4月1日から7年半ぶりに消費税の「総額表示」が再開する。店頭の商品の値札だけでなく、商品を紹介するカタログ等も総額表示の対象だが、値段の表記を変えるためだけに店頭に並んでいるカタログを必ずしも刷り直す必要はなく、様々な形での対応が認められる。
総額表示は、消費者に商品の販売やサービスの提供を行う場合に、値札やチラシ等であらかじめ消費税額を含めた税込価格を表示しること(消法63)。平成25年10月1日から令和3年3月31日までの間は、表示する価格が税込価格と誤認されないための措置を講じていれば総額表示を要しないが(消費税転嫁対策特別措置法10)、同日をもって同法は失効するため、4月1日から再び総額表示が必要となる。
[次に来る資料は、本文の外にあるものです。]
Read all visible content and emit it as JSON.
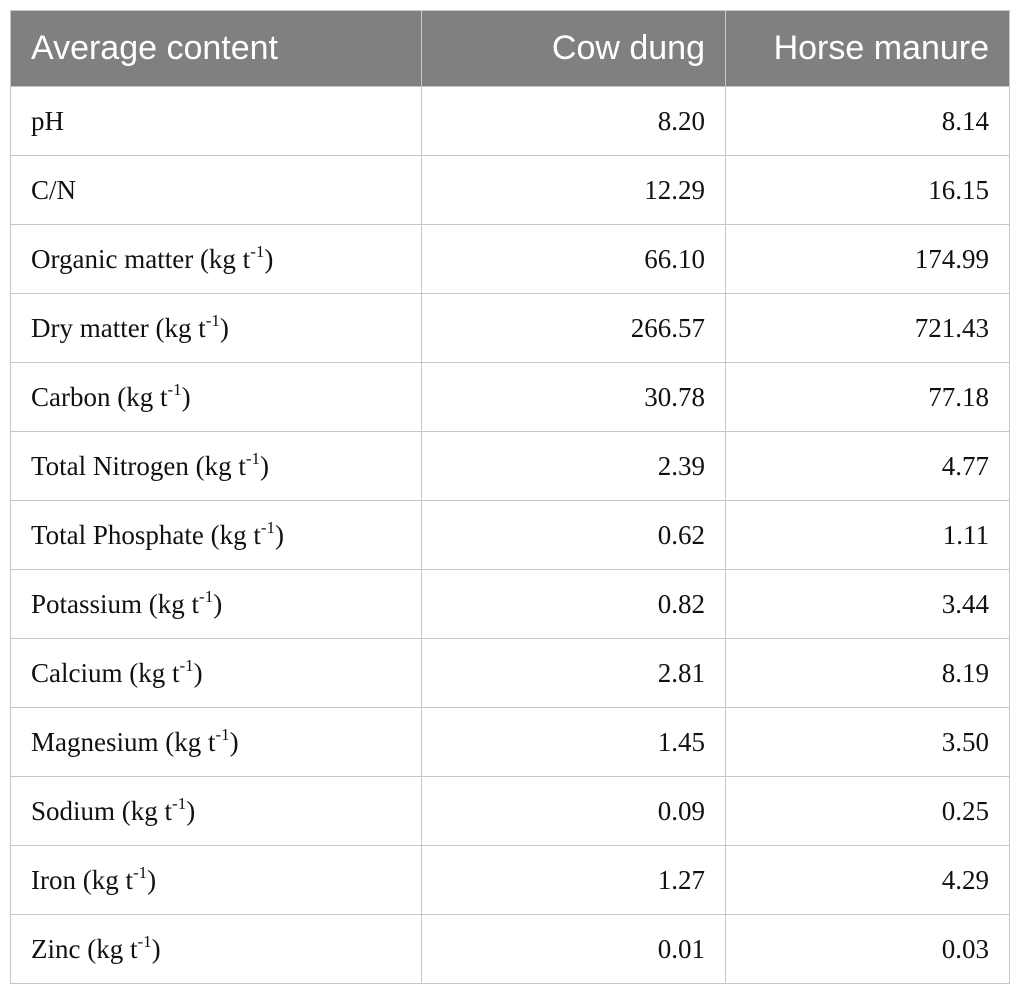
{
  "headers": {
    "label": "Average content",
    "cow": "Cow dung",
    "horse": "Horse manure"
  },
  "rows": [
    {
      "name": "pH",
      "unit_base": "",
      "unit_exp": "",
      "unit_close": "",
      "cow": "8.20",
      "horse": "8.14"
    },
    {
      "name": "C/N",
      "unit_base": "",
      "unit_exp": "",
      "unit_close": "",
      "cow": "12.29",
      "horse": "16.15"
    },
    {
      "name": "Organic matter",
      "unit_base": "(kg t",
      "unit_exp": "-1",
      "unit_close": ")",
      "cow": "66.10",
      "horse": "174.99"
    },
    {
      "name": "Dry matter",
      "unit_base": "(kg t",
      "unit_exp": "-1",
      "unit_close": ")",
      "cow": "266.57",
      "horse": "721.43"
    },
    {
      "name": "Carbon",
      "unit_base": "(kg t",
      "unit_exp": "-1",
      "unit_close": ")",
      "cow": "30.78",
      "horse": "77.18"
    },
    {
      "name": "Total Nitrogen",
      "unit_base": "(kg t",
      "unit_exp": "-1",
      "unit_close": ")",
      "cow": "2.39",
      "horse": "4.77"
    },
    {
      "name": "Total Phosphate",
      "unit_base": "(kg t",
      "unit_exp": "-1",
      "unit_close": ")",
      "cow": "0.62",
      "horse": "1.11"
    },
    {
      "name": "Potassium",
      "unit_base": "(kg t",
      "unit_exp": "-1",
      "unit_close": ")",
      "cow": "0.82",
      "horse": "3.44"
    },
    {
      "name": "Calcium",
      "unit_base": "(kg t",
      "unit_exp": "-1",
      "unit_close": ")",
      "cow": "2.81",
      "horse": "8.19"
    },
    {
      "name": "Magnesium",
      "unit_base": "(kg t",
      "unit_exp": "-1",
      "unit_close": ")",
      "cow": "1.45",
      "horse": "3.50"
    },
    {
      "name": "Sodium",
      "unit_base": "(kg t",
      "unit_exp": "-1",
      "unit_close": ")",
      "cow": "0.09",
      "horse": "0.25"
    },
    {
      "name": "Iron",
      "unit_base": "(kg t",
      "unit_exp": "-1",
      "unit_close": ")",
      "cow": "1.27",
      "horse": "4.29"
    },
    {
      "name": "Zinc",
      "unit_base": "(kg t",
      "unit_exp": "-1",
      "unit_close": ")",
      "cow": "0.01",
      "horse": "0.03"
    }
  ],
  "colors": {
    "header_bg": "#808080",
    "header_text": "#ffffff",
    "grid": "#c7c7c7",
    "body_text": "#111111"
  }
}
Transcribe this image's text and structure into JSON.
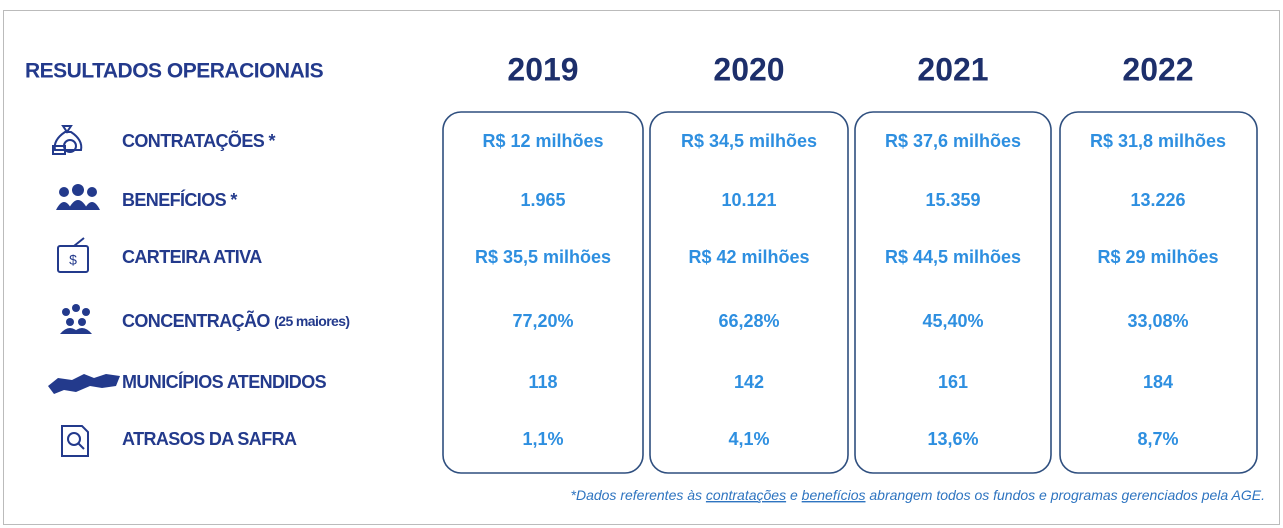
{
  "title": "RESULTADOS OPERACIONAIS",
  "years": [
    "2019",
    "2020",
    "2021",
    "2022"
  ],
  "rows": [
    {
      "label": "CONTRATAÇÕES *",
      "values": [
        "R$ 12 milhões",
        "R$ 34,5 milhões",
        "R$ 37,6 milhões",
        "R$ 31,8 milhões"
      ]
    },
    {
      "label": "BENEFÍCIOS *",
      "values": [
        "1.965",
        "10.121",
        "15.359",
        "13.226"
      ]
    },
    {
      "label": "CARTEIRA ATIVA",
      "values": [
        "R$ 35,5 milhões",
        "R$ 42 milhões",
        "R$ 44,5 milhões",
        "R$ 29 milhões"
      ]
    },
    {
      "label": "CONCENTRAÇÃO",
      "label_note": "(25 maiores)",
      "values": [
        "77,20%",
        "66,28%",
        "45,40%",
        "33,08%"
      ]
    },
    {
      "label": "MUNICÍPIOS ATENDIDOS",
      "values": [
        "118",
        "142",
        "161",
        "184"
      ]
    },
    {
      "label": "ATRASOS DA SAFRA",
      "values": [
        "1,1%",
        "4,1%",
        "13,6%",
        "8,7%"
      ]
    }
  ],
  "footnote": {
    "parts": [
      "*Dados referentes às ",
      "contratações",
      " e ",
      "benefícios",
      " abrangem todos os fundos e programas gerenciados pela AGE."
    ]
  }
}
総額表示のポイントは、消費者が商品の税込価格を一目で分かるようにすることだ。店頭に並ぶカタログ等の印刷物に商品の税抜価格のみが表示されている場合、例えば、カタログに「税込価格を表示したカード等を挟み込む」などの方法で、税込価額が一目で分かるようにされていれば、カタログそのものを再度印刷する必要はない。もっとも、消費者の利便性に鑑みれば、一時的にはカード等で対応するにしても、なるべく早めにカタログを税込価格の表示に変更することが望ましいといえるだろう。
なお、ウェブサイトに電子カタログを掲載している場合、4月1日以降はその電子カタログの商品の対価を税込価格の表示に変える対応が必要と考えられる。